Dwa dni temu śniło mi się, że pracuję w Pionie Kreatywnym Tefałenu. #tvn Realistycznie, siedzimy na zebraniu projektowym, jest burza mózgów. Chodzi o to, że potrzebny jest nowy wyciskacz łez, ckliwa historia, która napędzi oglądalność, coś, czego jeszcze nie było. Chodzimy wokół stołu, rzucamy pomysłami, aż tu nagle - doznajemy oświecenia. Pada pomysł czarno białego ujęcia: tuż po awarii elektrowni w Czarnobylu trwa ewakuacja Prypeci. Ostatnia rodzina ma właśnie zostać załadowana na ciężarówkę, ale odwracają się, po ich twarzach spływają łzy i mężczyzna mówi drżącym głosem: "niet, nikagda nie jedziem, tu jest nasza ojczyzna". Wjeżdża kolorowa plansza: "Ostatnia rodzina w Czarnobylu". Choć wiemy, że tytuł jest do modyfikacji, wiemy wszyscy, że to chwyci, że miliony widzów będą śledzić życie codzienne ludzi, którzy z miłości do miejsca swego zamieszkania radzą sobie w skrajnych życiowo warunkach. Dzwonimy, nagrywamy, produkcja ruszy na 100%, trzeba tylko ruszyć sztabem grafików i mamy hit!

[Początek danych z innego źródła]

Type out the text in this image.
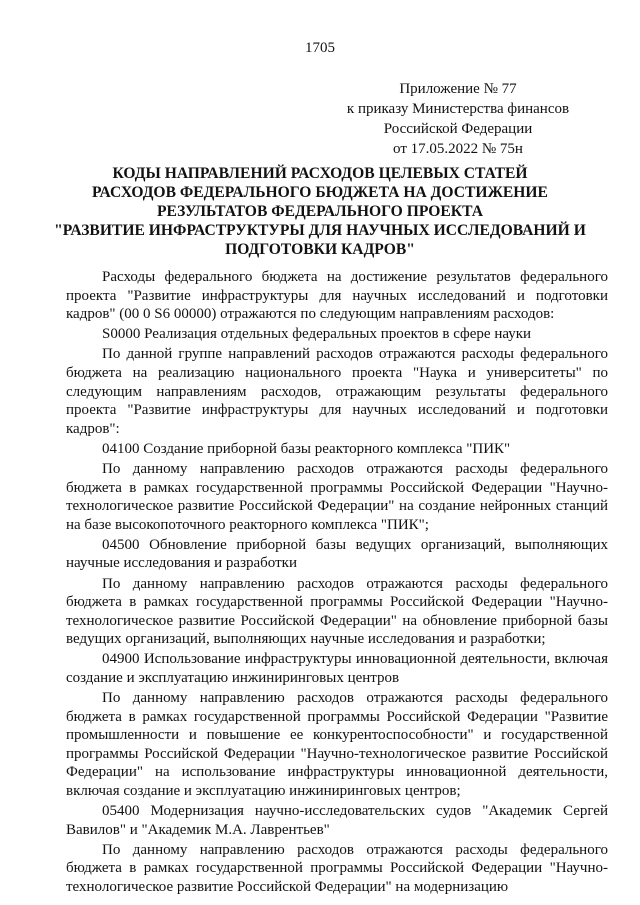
1705
Приложение № 77
к приказу Министерства финансов
Российской Федерации
от 17.05.2022 № 75н
КОДЫ НАПРАВЛЕНИЙ РАСХОДОВ ЦЕЛЕВЫХ СТАТЕЙ
РАСХОДОВ ФЕДЕРАЛЬНОГО БЮДЖЕТА НА ДОСТИЖЕНИЕ
РЕЗУЛЬТАТОВ ФЕДЕРАЛЬНОГО ПРОЕКТА
"РАЗВИТИЕ ИНФРАСТРУКТУРЫ ДЛЯ НАУЧНЫХ ИССЛЕДОВАНИЙ И
ПОДГОТОВКИ КАДРОВ"

Расходы федерального бюджета на достижение результатов федерального проекта "Развитие инфраструктуры для научных исследований и подготовки кадров" (00 0 S6 00000) отражаются по следующим направлениям расходов:

S0000 Реализация отдельных федеральных проектов в сфере науки

По данной группе направлений расходов отражаются расходы федерального бюджета на реализацию национального проекта "Наука и университеты" по следующим направлениям расходов, отражающим результаты федерального проекта "Развитие инфраструктуры для научных исследований и подготовки кадров":

04100 Создание приборной базы реакторного комплекса "ПИК"

По данному направлению расходов отражаются расходы федерального бюджета в рамках государственной программы Российской Федерации "Научно-технологическое развитие Российской Федерации" на создание нейронных станций на базе высокопоточного реакторного комплекса "ПИК";

04500 Обновление приборной базы ведущих организаций, выполняющих научные исследования и разработки

По данному направлению расходов отражаются расходы федерального бюджета в рамках государственной программы Российской Федерации "Научно-технологическое развитие Российской Федерации" на обновление приборной базы ведущих организаций, выполняющих научные исследования и разработки;

04900 Использование инфраструктуры инновационной деятельности, включая создание и эксплуатацию инжиниринговых центров

По данному направлению расходов отражаются расходы федерального бюджета в рамках государственной программы Российской Федерации "Развитие промышленности и повышение ее конкурентоспособности" и государственной программы Российской Федерации "Научно-технологическое развитие Российской Федерации" на использование инфраструктуры инновационной деятельности, включая создание и эксплуатацию инжиниринговых центров;

05400 Модернизация научно-исследовательских судов "Академик Сергей Вавилов" и "Академик М.А. Лаврентьев"

По данному направлению расходов отражаются расходы федерального бюджета в рамках государственной программы Российской Федерации "Научно-технологическое развитие Российской Федерации" на модернизацию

Obudziłem się oczywiście z poczuciem, że pomysł jest dość absurdalny, choć ma pewien potencjał, patrząc na to co się ostatnio dzieje w mediach. I wczoraj przez przypadek obejrzeliśmy reportaż o Prypeci, w którym pojawia się... ostatnia rodzina w Czarnobylu. Mieli ich ewakuować, ale kobieta płakała, że jakieś pomidory zostawili... i zostali. I żyją tam. Wyobraźcie sobie moje zaskoczenie na wszystkich płaszczyznach. Jak żyć?